L’inverse eut été plus exact car, dans ce livre – précisément intitulé « Rompre » -, le narrateur confesse qu’il ne peut s’empêcher de mettre un terme très prématuré à chacune de ses aventures, de les « rompre » tant il craint d’aimer et d’être aimé…

 

Evidemment, cette disposition mentale vient de loin : de l’enfance, de douleurs enfouies, d’humiliations passées…

 

Mais tout, ici, prend un aspect drolatique et fort peu psychanalytique.
Dans ce dialogue, la « rupture » sert ainsi de prétexte à une variation sur la solitude, sur la jalousie, sur l’enfer narcissique, sur la violence amoureuse.
Formules et aphorismes fusent sous la plume moixienne.

 

L’écrivain se reproche, au fond, de ne pas savoir aimer – les femmes, bien sûr, mais aussi, et surtout, lui-même.

 

Et c’est sur cette note tenue qu’il compose ce « journal d’un séducteur-destructeur ».

 

Mon avis

 

C’est la première fois que je lis Yann Moix et rien de tel qu’un livre court sur un thème qui m’interpelle pour commencer. J’ai décidé de faire abstraction de l’homme public, afin d’avoir une lecture objective.

 

Sous la forme d’un échange avec un journaliste, l’auteur se livre et explique son besoin de destruction dans sa vie amoureuse. J’ai eu la sensation d’un homme qui souffre. J’ai eu mal pour lui, mais aussi pour les femmes qui ont partagé un bout de vie à ses côtés.

 

Yann Moix se livre sans concessions et sans indulgence pour lui-même. « Ce sont les mots d’un homme désespéré. Ce sont les paroles d’un homme qui ne sait plus comment ne plus souffrir et tente de se suicider autrement qu’en mourant ; ce sont les phrases d’un homme qui se suicide à l’aveu. » (à 77% du livre numérique). Ce roman est une confession risquée : il fera fuir certaines femmes, mais je suis sûre que l’auteur croisera aussi celles qui penseront réussir ce que les autres n’ont pas su. Cet homme a conscience du conditionnement de sa souffrance et ne sait pas comment vivre sereinement une histoire d’amour. Personne n’a su dire à l’enfant en lui qu’il est digne d’être aimé, ni lui montrer que l’amour peut être beau sans que ce soit la rupture qui le magnifie.

 

Plus jeune, j’ai connu ce besoin de détruire ce qui est beau avant qu’il ne se termine, puisque je pensais, qu’irrémédiablement, c’est ce qui se passerait.

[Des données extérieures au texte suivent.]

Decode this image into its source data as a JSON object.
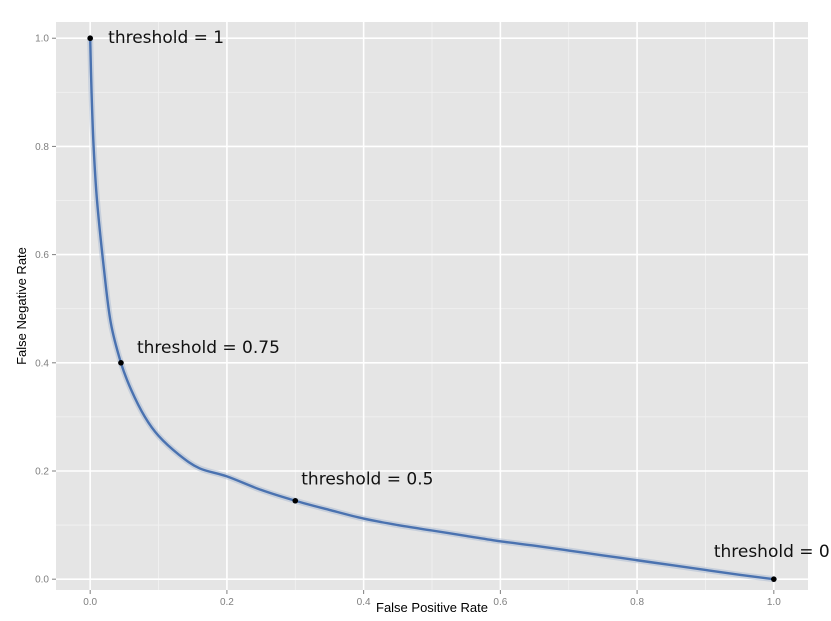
{
  "chart_data": {
    "type": "line",
    "title": "",
    "xlabel": "False Positive Rate",
    "ylabel": "False Negative Rate",
    "xlim": [
      -0.05,
      1.05
    ],
    "ylim": [
      -0.02,
      1.03
    ],
    "grid": true,
    "background_color": "#e5e5e5",
    "grid_color": "#ffffff",
    "line_color": "#4a72b0",
    "x_ticks": [
      0.0,
      0.2,
      0.4,
      0.6,
      0.8,
      1.0
    ],
    "x_tick_labels": [
      "0.0",
      "0.2",
      "0.4",
      "0.6",
      "0.8",
      "1.0"
    ],
    "y_ticks": [
      0.0,
      0.2,
      0.4,
      0.6,
      0.8,
      1.0
    ],
    "y_tick_labels": [
      "0.0",
      "0.2",
      "0.4",
      "0.6",
      "0.8",
      "1.0"
    ],
    "series": [
      {
        "x": [
          0.0,
          0.002,
          0.005,
          0.01,
          0.02,
          0.03,
          0.045,
          0.06,
          0.08,
          0.1,
          0.13,
          0.16,
          0.2,
          0.25,
          0.3,
          0.35,
          0.4,
          0.45,
          0.5,
          0.55,
          0.6,
          0.65,
          0.7,
          0.75,
          0.8,
          0.85,
          0.9,
          0.95,
          1.0
        ],
        "y": [
          1.0,
          0.9,
          0.8,
          0.7,
          0.575,
          0.475,
          0.4,
          0.35,
          0.3,
          0.265,
          0.23,
          0.205,
          0.19,
          0.165,
          0.145,
          0.128,
          0.112,
          0.1,
          0.09,
          0.08,
          0.07,
          0.062,
          0.053,
          0.044,
          0.035,
          0.026,
          0.017,
          0.008,
          0.0
        ]
      }
    ],
    "points": [
      {
        "x": 0.0,
        "y": 1.0,
        "label": "threshold = 1"
      },
      {
        "x": 0.045,
        "y": 0.4,
        "label": "threshold = 0.75"
      },
      {
        "x": 0.3,
        "y": 0.145,
        "label": "threshold = 0.5"
      },
      {
        "x": 1.0,
        "y": 0.0,
        "label": "threshold = 0"
      }
    ]
  }
}
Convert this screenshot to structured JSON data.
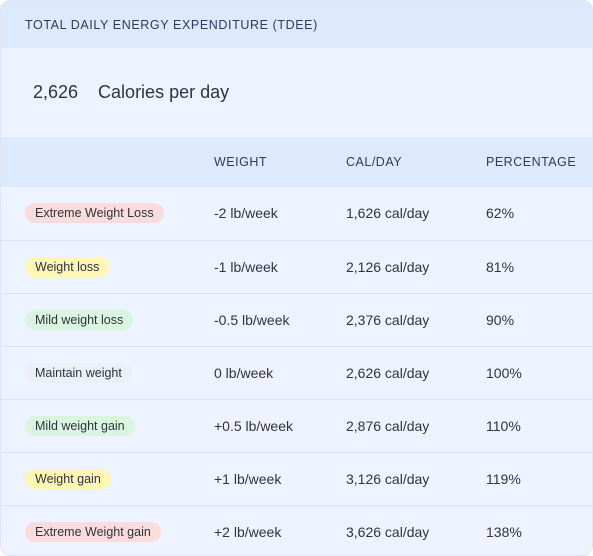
{
  "header": {
    "title": "TOTAL DAILY ENERGY EXPENDITURE (TDEE)"
  },
  "summary": {
    "value": "2,626",
    "unit": "Calories per day"
  },
  "table": {
    "columns": [
      "",
      "WEIGHT",
      "CAL/DAY",
      "PERCENTAGE"
    ],
    "rows": [
      {
        "label": "Extreme Weight Loss",
        "badge_color": "red",
        "weight": "-2 lb/week",
        "calories": "1,626 cal/day",
        "percentage": "62%"
      },
      {
        "label": "Weight loss",
        "badge_color": "yellow",
        "weight": "-1 lb/week",
        "calories": "2,126 cal/day",
        "percentage": "81%"
      },
      {
        "label": "Mild weight loss",
        "badge_color": "green",
        "weight": "-0.5 lb/week",
        "calories": "2,376 cal/day",
        "percentage": "90%"
      },
      {
        "label": "Maintain weight",
        "badge_color": "neutral",
        "weight": "0 lb/week",
        "calories": "2,626 cal/day",
        "percentage": "100%"
      },
      {
        "label": "Mild weight gain",
        "badge_color": "green",
        "weight": "+0.5 lb/week",
        "calories": "2,876 cal/day",
        "percentage": "110%"
      },
      {
        "label": "Weight gain",
        "badge_color": "yellow",
        "weight": "+1 lb/week",
        "calories": "3,126 cal/day",
        "percentage": "119%"
      },
      {
        "label": "Extreme Weight gain",
        "badge_color": "red",
        "weight": "+2 lb/week",
        "calories": "3,626 cal/day",
        "percentage": "138%"
      }
    ]
  },
  "colors": {
    "header_bg": "#dde9fc",
    "body_bg": "#eef4ff",
    "badge_red": "#fbdcdc",
    "badge_yellow": "#fdf6b4",
    "badge_green": "#d9f5de",
    "badge_neutral": "#eceff5"
  }
}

Je « collect(ais) les hématomes du passé. » (à 73% du livre). J’ai appris à soigner et à aimer l’enfant en moi qui a souffert. Or, malheureusement, Yann Moix, petit garçon, ne semble pas libéré des chaînes des douleurs de l’enfance. Le passé nous construit, c’est vrai, et il faut parfois de l’aide pour qu’il ne nous entrave pas.

 

Je n’ai pas toujours été en phase avec les pensées de Yann Moix, cependant j’ai aimé la manière dont il les formule. J’ai aimé son écriture emplie d’affection et de mélancolie. J’ai souligné de nombreux passages, pour la beauté de l’image, même quand l’idée ne correspondait pas à ma vision.

 

Rompre est un livre qui ne m’a pas laissée indifférente. J’ai été sensible aux déchirements de cet homme ainsi qu’à la poésie de ses phrases.